American intelligence official and academic

Steven E. Meyer (born circa 1941) is an American former intelligence official and academic. He served for 25 years in the Central Intelligence Agency, most notably as the deputy chief of the agency's Interagency Balkan Task Force during the Yugoslav Wars of the 1990s. He is known for his involvement in the intelligence support for the Dayton Accords and his subsequent academic work at the National Defense University, where he became a critic of the United States foreign policy in Southeast Europe.

==Education==
Meyer graduated from the Eastern Christian High School in 1959, received a Bachelor of Science from the University of Wisconsin, followed by a Master of Science from Fordham University. He earned his PhD in political science from Georgetown University, where he specialized in comparative politics and passed his comprehensive examinations with distinction.

==Career==
After receiving his PhD, Meyer taught at Georgetown University for a period before moving into the private sector at the think tank Mathematica Inc. in 1974. From 1982 to 1983 he served as an American Political Science Association Congressional Fellow.

===Intelligence service===
Meyer's career in the CIA spanned from 1986 to 2011. He specialized in European and Russian politics, including work on nuclear weapons proliferation, arms control enforcement, and psychological profiling of political leaders. He provided intelligence support for the Intermediate-Range Nuclear Forces Treaty and conventional arms control talks in Vienna and Geneva.

During the Bosnian War and the subsequent conflicts in the Balkans, he served as the deputy chief of the CIA's Balkan Task Force for five years. In this capacity, he provided political and military analysis to the Clinton administration and was involved in the intelligence briefing process surrounding the Dayton Agreement.

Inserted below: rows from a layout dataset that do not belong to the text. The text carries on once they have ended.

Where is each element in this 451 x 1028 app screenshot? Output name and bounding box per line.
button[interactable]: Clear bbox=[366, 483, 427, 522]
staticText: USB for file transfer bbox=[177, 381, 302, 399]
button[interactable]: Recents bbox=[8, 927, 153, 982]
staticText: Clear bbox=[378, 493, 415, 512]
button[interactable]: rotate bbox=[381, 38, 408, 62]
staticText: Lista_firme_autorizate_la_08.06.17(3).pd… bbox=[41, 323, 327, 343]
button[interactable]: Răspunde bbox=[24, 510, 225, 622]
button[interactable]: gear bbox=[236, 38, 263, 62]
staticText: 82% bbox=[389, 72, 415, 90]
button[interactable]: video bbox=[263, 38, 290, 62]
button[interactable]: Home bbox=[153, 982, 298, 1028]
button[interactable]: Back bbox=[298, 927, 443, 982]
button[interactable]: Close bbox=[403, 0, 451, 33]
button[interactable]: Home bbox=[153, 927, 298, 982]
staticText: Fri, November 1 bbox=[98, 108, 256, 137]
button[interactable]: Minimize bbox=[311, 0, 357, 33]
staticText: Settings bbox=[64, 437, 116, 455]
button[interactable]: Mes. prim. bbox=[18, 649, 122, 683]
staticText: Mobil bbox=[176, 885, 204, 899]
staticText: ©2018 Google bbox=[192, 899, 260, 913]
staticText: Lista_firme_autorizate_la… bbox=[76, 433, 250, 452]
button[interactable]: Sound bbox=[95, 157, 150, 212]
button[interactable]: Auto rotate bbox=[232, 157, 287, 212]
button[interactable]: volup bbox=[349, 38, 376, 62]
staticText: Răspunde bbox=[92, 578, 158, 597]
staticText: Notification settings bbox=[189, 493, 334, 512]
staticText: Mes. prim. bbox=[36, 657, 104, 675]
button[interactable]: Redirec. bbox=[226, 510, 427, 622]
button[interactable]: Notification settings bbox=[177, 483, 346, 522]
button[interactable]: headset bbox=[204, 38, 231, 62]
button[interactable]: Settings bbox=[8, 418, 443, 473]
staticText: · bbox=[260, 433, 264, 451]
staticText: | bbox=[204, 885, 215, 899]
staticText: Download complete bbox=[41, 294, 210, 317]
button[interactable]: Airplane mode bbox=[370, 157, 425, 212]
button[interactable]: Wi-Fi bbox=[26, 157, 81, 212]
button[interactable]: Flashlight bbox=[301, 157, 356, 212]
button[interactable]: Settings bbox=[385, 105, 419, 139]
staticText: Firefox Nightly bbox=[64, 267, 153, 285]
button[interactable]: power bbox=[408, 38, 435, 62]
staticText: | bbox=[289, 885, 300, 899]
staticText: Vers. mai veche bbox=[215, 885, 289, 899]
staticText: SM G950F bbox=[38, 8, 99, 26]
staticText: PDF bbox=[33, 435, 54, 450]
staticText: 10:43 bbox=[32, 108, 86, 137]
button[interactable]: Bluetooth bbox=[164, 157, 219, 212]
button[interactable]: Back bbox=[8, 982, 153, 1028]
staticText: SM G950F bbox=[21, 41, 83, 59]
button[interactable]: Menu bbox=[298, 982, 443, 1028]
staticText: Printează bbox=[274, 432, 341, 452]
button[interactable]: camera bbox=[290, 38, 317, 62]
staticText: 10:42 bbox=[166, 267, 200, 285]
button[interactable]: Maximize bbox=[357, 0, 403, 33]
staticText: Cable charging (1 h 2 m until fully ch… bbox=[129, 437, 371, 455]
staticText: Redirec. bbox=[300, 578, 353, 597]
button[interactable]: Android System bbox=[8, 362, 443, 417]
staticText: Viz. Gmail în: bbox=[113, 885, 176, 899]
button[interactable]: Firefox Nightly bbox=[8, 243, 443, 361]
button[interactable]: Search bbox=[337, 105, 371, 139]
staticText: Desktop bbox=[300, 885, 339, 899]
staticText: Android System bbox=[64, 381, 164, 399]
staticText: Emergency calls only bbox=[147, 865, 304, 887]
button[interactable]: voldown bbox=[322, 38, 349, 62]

===Academia and later work===
After retiring from the CIA, Meyer joined the faculty of the National Defense University in Washington, D.C., where he was a professor of political science and national security studies for 13 years. He later served as the dean of graduate studies and the chair of the National Security Program at the now-defunct Daniel Morgan Graduate School.

==Policy views==
Meyer is a frequent commentator on Balkan affairs, often espousing a realist perspective that diverges from official U.S. and NATO positions.

===On Balkan policy===
Meyer has criticized U.S. engagement in the Balkans as "imperial," arguing that Washington's focus on NATO credibility often took precedence over realities. He has suggested that the borders established after the breakup of Yugoslavia are not "sacrosanct" and has advocated for solutions that reflect ethnic demographics, including potential territorial exchanges in Kosovo.

===On NATO===
In 2002, Meyer published a controversial article titled "The Carcass of Dead Policies: The Irrelevance of NATO" in the journal Parameters, arguing that the alliance had lost its primary purpose following the end of the Cold War.